After about 14 months of worsening environmental and health condition of the school and its pupils/teachers, I encountered with the newly appointed Chairman of Evbuotubu Community, Isaiah Eghobamien, at his residence, one Monday morning in 2014.

He disclosed: “We’ve been crying over this erosion problem over the years, even before we came on board. The State Government did not respond to us at all. There is nothing they did here. All previous administrations promised, and all their promises were in vain – they did not keep to their promise; even the present one. So, you can see by yourself; we’ve been cut off from the city.

“Honestly, that of the Primary school, we went there several times, even the State Governor went there himself. The Local Government chairman of recent went there. We were to relocate those children now, but God being on our side, we’ve given land out to build another school. We’ve even bulldozed the whole area, graded the whole land where we proposed they should build the Primary School. But, up till now, they’ve not come. So, we are looking up to the State Government, because it’s beyond the Local Government; the way things are now in Evbuotubu, it’s beyond the Local Government, honestly! But let the Local Government on their own do a little bit they can do. Like what you said – that of the road. Honestly, the Local Government gave us N500,000. And we spent well over N5 million in the grading of the roads.

“The rest of the money came through our communal efforts. Because we had to hire graders, we hired pale-loaders, we hired excavators, and we hired tippers. You can see that, in a day, we spent more than N500,000 in hiring grader, pale-loader, excavator, then tippers to sand-fill the whole area.

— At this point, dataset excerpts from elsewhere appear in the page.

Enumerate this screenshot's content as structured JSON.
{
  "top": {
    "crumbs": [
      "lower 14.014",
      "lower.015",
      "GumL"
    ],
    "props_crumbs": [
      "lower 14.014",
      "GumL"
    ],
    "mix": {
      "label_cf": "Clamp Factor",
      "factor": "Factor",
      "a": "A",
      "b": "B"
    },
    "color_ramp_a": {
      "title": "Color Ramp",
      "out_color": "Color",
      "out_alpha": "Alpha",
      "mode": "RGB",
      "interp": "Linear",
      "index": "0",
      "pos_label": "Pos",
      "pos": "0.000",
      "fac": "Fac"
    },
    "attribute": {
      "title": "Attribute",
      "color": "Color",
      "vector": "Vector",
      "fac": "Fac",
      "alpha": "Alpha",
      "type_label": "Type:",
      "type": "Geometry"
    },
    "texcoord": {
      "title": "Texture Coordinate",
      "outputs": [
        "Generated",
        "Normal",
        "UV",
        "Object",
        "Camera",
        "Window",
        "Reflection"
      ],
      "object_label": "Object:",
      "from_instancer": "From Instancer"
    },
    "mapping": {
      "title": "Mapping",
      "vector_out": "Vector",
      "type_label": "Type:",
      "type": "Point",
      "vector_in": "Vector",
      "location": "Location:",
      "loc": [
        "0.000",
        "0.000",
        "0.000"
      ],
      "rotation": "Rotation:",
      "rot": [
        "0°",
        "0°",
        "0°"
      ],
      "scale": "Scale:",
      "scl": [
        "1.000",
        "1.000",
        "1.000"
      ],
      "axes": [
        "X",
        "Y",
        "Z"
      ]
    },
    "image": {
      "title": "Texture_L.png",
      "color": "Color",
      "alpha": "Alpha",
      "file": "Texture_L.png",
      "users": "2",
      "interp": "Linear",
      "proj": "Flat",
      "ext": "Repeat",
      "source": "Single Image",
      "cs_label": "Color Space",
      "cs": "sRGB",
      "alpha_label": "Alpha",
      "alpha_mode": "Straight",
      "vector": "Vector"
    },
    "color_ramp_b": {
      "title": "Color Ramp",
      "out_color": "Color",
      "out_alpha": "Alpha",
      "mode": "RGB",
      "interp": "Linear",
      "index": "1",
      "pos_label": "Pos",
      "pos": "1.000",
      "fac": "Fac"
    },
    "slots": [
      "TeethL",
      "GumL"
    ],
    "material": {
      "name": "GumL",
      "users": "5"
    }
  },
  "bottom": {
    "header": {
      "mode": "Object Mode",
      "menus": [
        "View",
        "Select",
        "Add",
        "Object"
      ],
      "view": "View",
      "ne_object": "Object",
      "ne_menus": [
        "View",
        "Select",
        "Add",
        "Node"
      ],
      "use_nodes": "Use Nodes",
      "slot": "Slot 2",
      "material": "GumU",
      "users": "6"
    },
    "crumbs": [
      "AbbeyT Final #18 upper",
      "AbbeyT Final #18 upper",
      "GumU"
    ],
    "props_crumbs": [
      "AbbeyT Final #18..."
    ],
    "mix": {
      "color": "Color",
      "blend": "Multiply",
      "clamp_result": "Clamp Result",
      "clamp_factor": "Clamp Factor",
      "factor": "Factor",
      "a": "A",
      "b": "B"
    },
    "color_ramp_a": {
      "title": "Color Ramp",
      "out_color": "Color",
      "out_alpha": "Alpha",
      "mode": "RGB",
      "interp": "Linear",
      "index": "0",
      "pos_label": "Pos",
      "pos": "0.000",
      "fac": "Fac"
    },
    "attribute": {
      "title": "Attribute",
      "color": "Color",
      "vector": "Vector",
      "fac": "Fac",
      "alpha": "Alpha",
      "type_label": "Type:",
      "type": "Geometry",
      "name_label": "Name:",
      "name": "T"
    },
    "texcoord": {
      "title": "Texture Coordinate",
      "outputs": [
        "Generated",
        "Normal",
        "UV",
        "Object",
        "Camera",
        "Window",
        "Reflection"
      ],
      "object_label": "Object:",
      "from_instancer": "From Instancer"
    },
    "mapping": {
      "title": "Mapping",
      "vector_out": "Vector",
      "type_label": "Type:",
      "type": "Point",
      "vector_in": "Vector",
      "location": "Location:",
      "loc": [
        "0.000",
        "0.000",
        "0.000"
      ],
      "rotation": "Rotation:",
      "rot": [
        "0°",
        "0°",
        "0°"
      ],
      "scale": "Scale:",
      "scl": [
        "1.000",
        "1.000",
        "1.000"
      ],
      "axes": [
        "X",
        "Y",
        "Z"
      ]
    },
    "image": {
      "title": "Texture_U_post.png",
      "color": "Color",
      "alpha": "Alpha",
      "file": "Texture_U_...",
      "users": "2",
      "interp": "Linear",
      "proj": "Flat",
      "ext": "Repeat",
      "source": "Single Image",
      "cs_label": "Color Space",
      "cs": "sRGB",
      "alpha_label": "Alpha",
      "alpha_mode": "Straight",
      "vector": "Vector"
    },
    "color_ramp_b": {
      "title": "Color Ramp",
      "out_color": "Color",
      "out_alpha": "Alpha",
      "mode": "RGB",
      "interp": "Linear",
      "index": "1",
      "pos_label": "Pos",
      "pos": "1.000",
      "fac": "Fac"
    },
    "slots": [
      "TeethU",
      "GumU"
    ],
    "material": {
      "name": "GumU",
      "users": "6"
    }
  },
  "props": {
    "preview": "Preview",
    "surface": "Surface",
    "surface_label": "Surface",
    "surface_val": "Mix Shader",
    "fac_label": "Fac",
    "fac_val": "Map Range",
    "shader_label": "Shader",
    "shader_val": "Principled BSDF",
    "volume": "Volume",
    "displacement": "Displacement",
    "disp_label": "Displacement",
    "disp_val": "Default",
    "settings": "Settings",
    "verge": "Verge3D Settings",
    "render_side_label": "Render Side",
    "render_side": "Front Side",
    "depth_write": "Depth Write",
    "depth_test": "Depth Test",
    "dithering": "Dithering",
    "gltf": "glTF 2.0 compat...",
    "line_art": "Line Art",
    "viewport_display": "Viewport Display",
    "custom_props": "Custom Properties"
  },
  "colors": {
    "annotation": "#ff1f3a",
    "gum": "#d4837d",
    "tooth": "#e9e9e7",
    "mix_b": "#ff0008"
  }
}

“Well, the best we can do is that land we’ve given to them. I cannot take them to my house, my house cannot accommodate the children, nobody’s house can accommodate the children. There is no way we can accommodate the children as of now; but all I’m saying is the State Government should please expedite action before the full rainy season steps in.”

In February, 2015, I was at Evbuotubu Primary School on a follow up visit to see the school head over the flooding/health challenges of the schoolchildren and the community leaders’ claim of providing a new land for government to relocate the school.

The new headmistress revealed that the that the parcel of land the Evbuotubu Community leadership claimed to have provided for relocation of the school was rejected by the State Government because it was considered too small and the location is not conducive for a school. According to her, government said if the community provided a better land today they (government) will immediately develop it and build a new school.